Our analysis and evidence
We saw that the polling work paid for by EFB grant funding was relevant to UKIP’s political position in 2015/6.
- It was carried out in geographical areas of potential strategic significance to UKIP
- The questions were about attitudes towards the EU
- The reports drawn up from the polling partly considered the data from a UKIP point of view
But we found insufficient evidence that the polls were commissioned to be for the benefit of UKIP and no evidence that UKIP received or benefitted from any of this work. We saw invoices and emails provided by the polling company which showed that the ADDE commissioned and were invoiced for the polls. Those we interviewed gave the same account. We found no other information from any of the entities we approached to suggest the polls were UKIP’s polls.
The EFB gave us a letter of 2 November 2016 to the European Parliament by the ADDE, sent to object to the EFB’s conclusions. It appeared to acknowledge that two of the polls had been ‘UKIP polls’ for which the ADDE had received the invoice to pay ‘in error’. But this was not consistent with the evidence we saw.
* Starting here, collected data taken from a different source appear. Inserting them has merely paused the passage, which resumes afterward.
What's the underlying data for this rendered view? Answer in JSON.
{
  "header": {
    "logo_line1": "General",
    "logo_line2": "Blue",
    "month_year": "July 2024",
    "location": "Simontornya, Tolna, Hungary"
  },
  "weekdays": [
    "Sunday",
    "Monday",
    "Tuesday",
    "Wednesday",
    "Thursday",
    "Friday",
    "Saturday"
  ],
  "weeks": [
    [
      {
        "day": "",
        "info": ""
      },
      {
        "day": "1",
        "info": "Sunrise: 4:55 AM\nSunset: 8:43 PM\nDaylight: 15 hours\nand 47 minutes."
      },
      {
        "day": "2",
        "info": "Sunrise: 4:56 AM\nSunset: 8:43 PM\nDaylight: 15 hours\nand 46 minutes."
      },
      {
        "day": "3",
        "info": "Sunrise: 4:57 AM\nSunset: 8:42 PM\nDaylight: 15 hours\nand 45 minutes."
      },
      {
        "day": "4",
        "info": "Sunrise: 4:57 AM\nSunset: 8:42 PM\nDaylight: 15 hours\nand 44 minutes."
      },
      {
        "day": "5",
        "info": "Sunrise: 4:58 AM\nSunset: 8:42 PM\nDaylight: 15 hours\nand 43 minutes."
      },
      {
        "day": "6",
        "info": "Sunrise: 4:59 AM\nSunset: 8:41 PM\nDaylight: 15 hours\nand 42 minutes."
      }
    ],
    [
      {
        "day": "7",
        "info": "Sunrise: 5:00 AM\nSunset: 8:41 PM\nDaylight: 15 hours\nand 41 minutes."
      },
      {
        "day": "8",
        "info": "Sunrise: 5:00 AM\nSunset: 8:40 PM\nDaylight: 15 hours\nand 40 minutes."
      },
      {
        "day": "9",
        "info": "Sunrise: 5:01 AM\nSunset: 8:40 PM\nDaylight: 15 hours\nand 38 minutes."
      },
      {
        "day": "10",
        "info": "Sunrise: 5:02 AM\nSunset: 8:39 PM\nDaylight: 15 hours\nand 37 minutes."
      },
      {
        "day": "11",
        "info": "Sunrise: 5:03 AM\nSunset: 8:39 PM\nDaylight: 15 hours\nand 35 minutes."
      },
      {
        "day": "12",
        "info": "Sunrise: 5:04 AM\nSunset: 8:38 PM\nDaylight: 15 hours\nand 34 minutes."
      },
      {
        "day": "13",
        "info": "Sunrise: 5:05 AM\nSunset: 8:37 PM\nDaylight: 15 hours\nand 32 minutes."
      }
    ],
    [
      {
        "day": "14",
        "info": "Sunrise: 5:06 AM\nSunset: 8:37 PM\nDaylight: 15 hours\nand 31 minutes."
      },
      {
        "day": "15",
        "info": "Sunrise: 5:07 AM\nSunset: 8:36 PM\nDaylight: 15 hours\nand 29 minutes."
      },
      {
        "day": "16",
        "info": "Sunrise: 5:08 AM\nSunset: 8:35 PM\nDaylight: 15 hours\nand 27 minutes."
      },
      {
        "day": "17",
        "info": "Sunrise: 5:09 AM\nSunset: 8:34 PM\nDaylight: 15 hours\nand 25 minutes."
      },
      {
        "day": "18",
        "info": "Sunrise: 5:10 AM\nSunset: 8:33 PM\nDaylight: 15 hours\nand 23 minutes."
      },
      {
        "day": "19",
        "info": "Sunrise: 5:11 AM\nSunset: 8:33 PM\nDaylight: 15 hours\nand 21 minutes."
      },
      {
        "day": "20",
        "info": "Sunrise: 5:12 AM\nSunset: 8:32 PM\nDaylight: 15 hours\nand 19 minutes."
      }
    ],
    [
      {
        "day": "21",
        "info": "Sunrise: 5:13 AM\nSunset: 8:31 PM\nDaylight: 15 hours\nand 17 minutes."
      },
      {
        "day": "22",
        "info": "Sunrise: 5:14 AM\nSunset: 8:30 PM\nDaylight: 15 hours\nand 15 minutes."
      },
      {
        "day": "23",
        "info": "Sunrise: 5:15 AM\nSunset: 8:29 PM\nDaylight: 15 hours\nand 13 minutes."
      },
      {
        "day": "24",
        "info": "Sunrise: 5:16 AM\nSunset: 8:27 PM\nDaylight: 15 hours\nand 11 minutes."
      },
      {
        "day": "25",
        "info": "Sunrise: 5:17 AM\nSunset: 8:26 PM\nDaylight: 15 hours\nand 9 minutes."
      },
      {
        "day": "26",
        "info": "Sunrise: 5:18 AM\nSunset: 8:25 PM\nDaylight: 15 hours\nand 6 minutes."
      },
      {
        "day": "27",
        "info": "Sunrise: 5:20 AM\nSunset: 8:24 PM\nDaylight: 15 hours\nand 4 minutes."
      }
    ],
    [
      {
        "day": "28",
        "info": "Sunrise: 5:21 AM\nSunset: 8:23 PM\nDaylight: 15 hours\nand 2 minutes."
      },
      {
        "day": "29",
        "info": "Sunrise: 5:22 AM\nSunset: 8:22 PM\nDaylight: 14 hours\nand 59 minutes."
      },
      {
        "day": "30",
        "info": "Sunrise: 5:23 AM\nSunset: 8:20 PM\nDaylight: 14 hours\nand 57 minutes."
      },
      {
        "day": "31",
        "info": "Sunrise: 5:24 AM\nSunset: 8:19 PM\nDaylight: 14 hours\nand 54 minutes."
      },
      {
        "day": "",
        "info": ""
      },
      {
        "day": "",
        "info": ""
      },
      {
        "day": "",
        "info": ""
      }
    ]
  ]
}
The ADDE contractors and the founder of the ADDE told us that ADDE and IDDE commissioned the polls in order to spend EFB grant money as efficiently as possible in order to justify more funding. They said that the polls were not designed to cover issues of importance to UKIP. The contractors running the polls said they were largely unguided by the ADDE and were left to pick the issues that interested them.
We found no documentary evidence to suggest that any of the data from the ADDE polls was given to UKIP. We asked the contractors who worked on ADDE polling about this. They were both campaign managers for UKIP candidates during the 2015 general election. This was before their involvement in the ADDE polls which began in June 2015. During the general election they worked in constituencies where the polling during February and April 2015 took place, but said that they did not see the polling data while they worked there. Given their campaign manager roles, they said that it was likely they would have known if UKIP had the data because it would have been of potential interest to them.
The EFB gave us polling data and reports, contracts, and their analysis, as well as internal ADDE and IDDE documents obtained by them and correspondence with the polling company.
By using our legal powers we got information from ADDE contractors and from the polling company. This included invoices and further correspondence between ADDE, the contractors and the polling company. UKIP were not able to provide us with significant information in response to the Notice, because they held no documents relevant to the polling.
We also got important evidence from the people we interviewed about the polls. We noted the areas where they gave us a consistent explanation, about the reason for the polls, who was involved in agreeing and organising them, and what happened to the polling reports.